Techieshelp.com

Exchange DAG Node Failure – Force Switchover With Queues

I had this issue with a client last week, the system was Exchange 2010 with a 2 node Database Availability Group (DAG) setup. One of the Exchange nodes had gone offline and this would be permanent as the failure was catastrophic. I checked that the second node had kicked into action but it had not. The mailbox database was down and upon checking the replication status of the mailbox database to the second node the copy queue was at 9223372036854775766.

Because of this when I tried to force fail over I was greeted with the following error.

An Active Manager operation failed. Error The database action failed. Error: An error occurred while trying to validate the specified database copy for possible activation. Error: Database copy ‘Database1’ on server ‘dagnode2.domain.com’ has a copy queue length of 9223372036854725486 logs, which is too high to enable automatic recovery. You can use the Move-ActiveMailboxDatabase cmdlet with the -SkipLagChecks and -MountDialOverride parameters to move the database with loss. If the database isn’t mounted after successfully running Move-ActiveMailboxDatabase, use the Mount-Database cmdlet to mount the database.

I was pretty confident that no mail would be lost as all my clients are in cached mode so upon reconnecting to the CAS server they would sync mail backup to to second mailbox server.

Upon running the command mentioned in the error I was again greeted with red warning errors stating the that it could not start the Microsoft Exchange Search Indexing service on the failed node…that’s because it does not exist anymore, great.

To get around this we need to add a few extra flags to the command above. They are as below.
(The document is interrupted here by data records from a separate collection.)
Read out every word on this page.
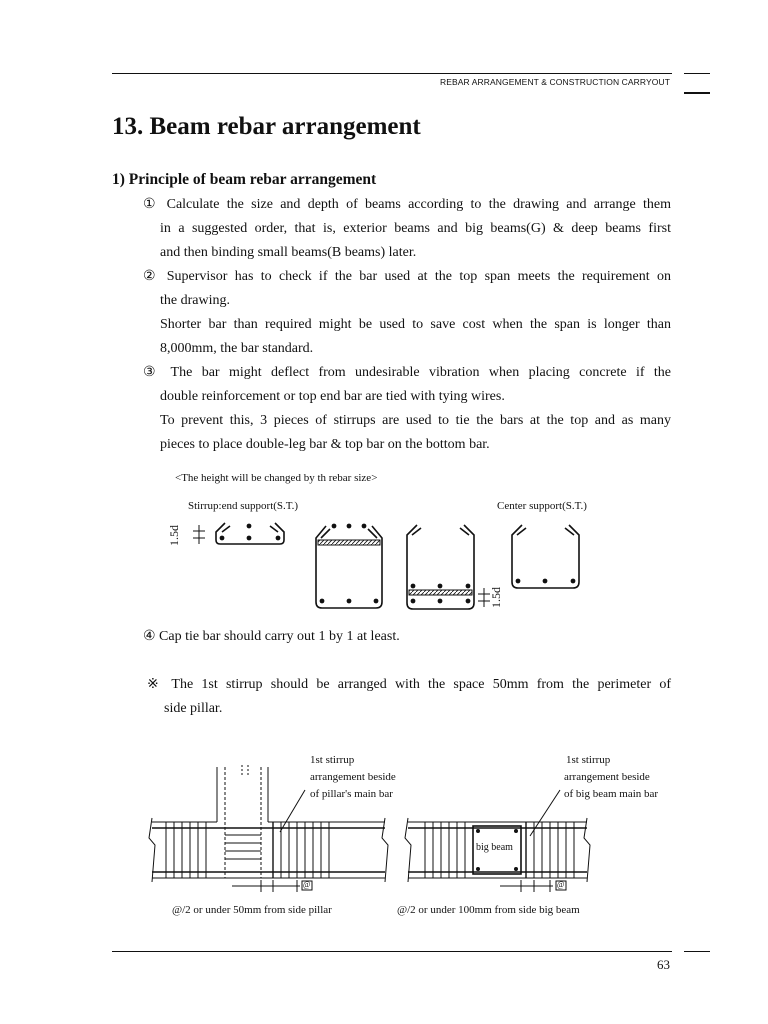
REBAR ARRANGEMENT & CONSTRUCTION CARRYOUT
13. Beam rebar arrangement
1) Principle of beam rebar arrangement
① Calculate the size and depth of beams according to the drawing and arrange them
in a suggested order, that is, exterior beams and big beams(G) & deep beams first
and then binding small beams(B beams) later.
② Supervisor has to check if the bar used at the top span meets the requirement on
the drawing.
Shorter bar than required might be used to save cost when the span is longer than
8,000mm, the bar standard.
③ The bar might deflect from undesirable vibration when placing concrete if the
double reinforcement or top end bar are tied with tying wires.
To prevent this, 3 pieces of stirrups are used to tie the bars at the top and as many
pieces to place double-leg bar & top bar on the bottom bar.
<The height will be changed by th rebar size>
Stirrup:end support(S.T.)	Center support(S.T.)
1.5d
1.5d
④ Cap tie bar should carry out 1 by 1 at least.
※ The 1st stirrup should be arranged with the space 50mm from the perimeter of
side pillar.
1st stirrup
arrangement beside
of pillar's main bar
1st stirrup
arrangement beside
of big beam main bar
big beam
@	@
@/2 or under 50mm from side pillar	@/2 or under 100mm from side big beam
63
With this in mind we run the following commands to force our node back into life even though the mailbox database is not fully synced.

Move-ActiveMailboxDatabase database1 -ActivateOnServer dagnode2 -SkipHealthChecks -SkipActiveCopyChecks -SkipClientExperienceChecks -SkipLagChecks -MountDialOverride:BESTEFFORT

Once ran your database will now mount and clients will be able to connect. As mentioned this works well for situations where you have a 2 node DAG cluster with one node down and the copy queue length does not allow automatic failure.

Remove a Copy Of DAG Mailbox Database

Once you are up and running again you will need to tidy up the failed dag node. First by removing the mailbox database copy from the failed server. Do this with this command.

Remove-MailboxDatabaseCopy -Identity database1\dagnode1 -Confirm:$False

Remove a Node From DAG

We also should remove the node from dag completely with the following command.

Remove-DatabaseAvailabilityGroupServer -Identity DAG -MailboxServer DAGNODE1 -ConfigurationOnly

This little lot took me a few hours to get fixed so hopefully this will save someone out there a lot of time.